Népszabadság - Hungary | 20/10/2009

Where does racism begin?

According to the left-liberal daily Népszabadság there are many people in Hungary who rant and rave against the Roman and Jewish minorities but don't see themselves as racist. "All they know how to do is steal, cheat and lie' … 'I don't really have a problem with them but I think it would be best if they went back to where they came from, to India'. … That's what most of the racist and radical statements about the Roma minority sound like. … The most common anti-Semitic statements are: 'There's a Jewish global conspiracy', 'They're to blame for everything', 'They started world wars and economic crises, and the current crisis is their fault too', … 'soon they'll take over Hungary'. … The majority of those who say such things don't see themselves as racist. 'Never ever' … They're just 'Hungarians born and bred'. But this raises the question of what is racism if this isn't."

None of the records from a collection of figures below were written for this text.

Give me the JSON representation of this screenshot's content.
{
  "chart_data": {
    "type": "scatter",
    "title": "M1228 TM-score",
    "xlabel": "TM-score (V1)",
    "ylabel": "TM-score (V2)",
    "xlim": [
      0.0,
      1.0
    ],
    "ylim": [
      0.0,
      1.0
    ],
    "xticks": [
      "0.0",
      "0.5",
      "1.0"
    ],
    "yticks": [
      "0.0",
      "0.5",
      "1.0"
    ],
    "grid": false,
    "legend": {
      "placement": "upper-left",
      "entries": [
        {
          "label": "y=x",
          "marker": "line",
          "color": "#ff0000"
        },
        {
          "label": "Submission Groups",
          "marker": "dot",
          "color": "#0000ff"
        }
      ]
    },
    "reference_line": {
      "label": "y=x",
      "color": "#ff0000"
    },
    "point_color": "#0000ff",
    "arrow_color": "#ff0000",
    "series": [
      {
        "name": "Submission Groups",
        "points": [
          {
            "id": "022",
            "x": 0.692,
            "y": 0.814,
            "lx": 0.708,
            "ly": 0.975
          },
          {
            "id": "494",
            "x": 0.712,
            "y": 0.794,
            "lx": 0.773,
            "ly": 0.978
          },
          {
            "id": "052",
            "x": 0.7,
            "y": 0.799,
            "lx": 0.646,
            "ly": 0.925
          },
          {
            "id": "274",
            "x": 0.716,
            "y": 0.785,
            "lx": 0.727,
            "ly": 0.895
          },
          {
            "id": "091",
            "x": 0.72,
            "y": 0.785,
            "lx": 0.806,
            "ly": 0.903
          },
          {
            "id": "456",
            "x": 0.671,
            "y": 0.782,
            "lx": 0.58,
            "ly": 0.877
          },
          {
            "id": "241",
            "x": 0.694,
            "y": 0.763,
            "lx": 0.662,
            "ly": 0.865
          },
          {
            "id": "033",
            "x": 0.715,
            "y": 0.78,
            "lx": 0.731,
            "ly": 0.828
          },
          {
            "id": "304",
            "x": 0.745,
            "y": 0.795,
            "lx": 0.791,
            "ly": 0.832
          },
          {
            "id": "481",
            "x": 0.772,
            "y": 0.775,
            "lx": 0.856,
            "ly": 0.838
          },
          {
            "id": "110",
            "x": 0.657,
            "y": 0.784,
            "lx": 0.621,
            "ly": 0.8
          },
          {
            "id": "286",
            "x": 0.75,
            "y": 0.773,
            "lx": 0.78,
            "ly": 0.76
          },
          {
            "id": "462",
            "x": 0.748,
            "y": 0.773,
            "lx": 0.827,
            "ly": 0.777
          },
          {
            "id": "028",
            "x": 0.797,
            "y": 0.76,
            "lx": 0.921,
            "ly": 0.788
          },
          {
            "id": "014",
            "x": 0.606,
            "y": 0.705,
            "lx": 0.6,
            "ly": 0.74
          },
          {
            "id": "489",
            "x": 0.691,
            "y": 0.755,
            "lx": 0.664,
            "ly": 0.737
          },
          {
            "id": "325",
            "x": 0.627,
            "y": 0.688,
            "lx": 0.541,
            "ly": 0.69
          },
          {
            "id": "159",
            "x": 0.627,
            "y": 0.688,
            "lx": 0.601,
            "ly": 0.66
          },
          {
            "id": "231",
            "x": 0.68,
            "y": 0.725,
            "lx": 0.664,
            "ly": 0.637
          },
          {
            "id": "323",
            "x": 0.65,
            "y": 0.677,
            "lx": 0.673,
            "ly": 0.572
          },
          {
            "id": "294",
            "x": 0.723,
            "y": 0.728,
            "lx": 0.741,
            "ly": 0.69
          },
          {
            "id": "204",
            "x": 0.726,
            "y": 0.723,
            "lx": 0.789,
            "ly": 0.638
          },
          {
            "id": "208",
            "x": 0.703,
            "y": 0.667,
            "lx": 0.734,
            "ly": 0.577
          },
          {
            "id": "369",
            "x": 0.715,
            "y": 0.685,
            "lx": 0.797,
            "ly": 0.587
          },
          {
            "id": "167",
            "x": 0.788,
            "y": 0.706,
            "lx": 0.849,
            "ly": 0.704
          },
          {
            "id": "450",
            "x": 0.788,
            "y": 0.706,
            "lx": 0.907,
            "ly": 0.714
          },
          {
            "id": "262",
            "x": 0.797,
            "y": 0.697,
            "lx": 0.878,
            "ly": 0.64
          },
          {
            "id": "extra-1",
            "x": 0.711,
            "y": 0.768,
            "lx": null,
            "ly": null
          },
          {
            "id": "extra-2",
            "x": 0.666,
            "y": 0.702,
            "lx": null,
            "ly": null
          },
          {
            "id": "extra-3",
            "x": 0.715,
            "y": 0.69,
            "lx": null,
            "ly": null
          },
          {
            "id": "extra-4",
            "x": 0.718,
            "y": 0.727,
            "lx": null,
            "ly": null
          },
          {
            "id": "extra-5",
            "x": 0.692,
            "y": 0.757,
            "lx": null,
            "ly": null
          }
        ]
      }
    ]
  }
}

Népszabadság - Hungary | 27/03/2008

The mayor's newspaper

Hungary's local press is largely in the hands of municipal authorities. This means that the respective city council decides who heads editorial desks, and editors-in-chief are very much aware of the fact that their future depends on the will of the majority in the city council. There can be no talk of journalistic independence or the public exercising a controlling function in such cases, journalist Tamás Bod points out: "Just under 20 years since the fall of communism, it's still unclear who owns the local newspapers: the entire nation, the city council, the majority on the city council or the mayor himself? In most cases one can observe that the mayor, or at best the majority on the city council, decides what is written and how it's written in these newspapers - which are financed with public money! ... Without doubt the level of political pressure varies, just as there are differences between the regional newspapers, but the situation is nonetheless absurd."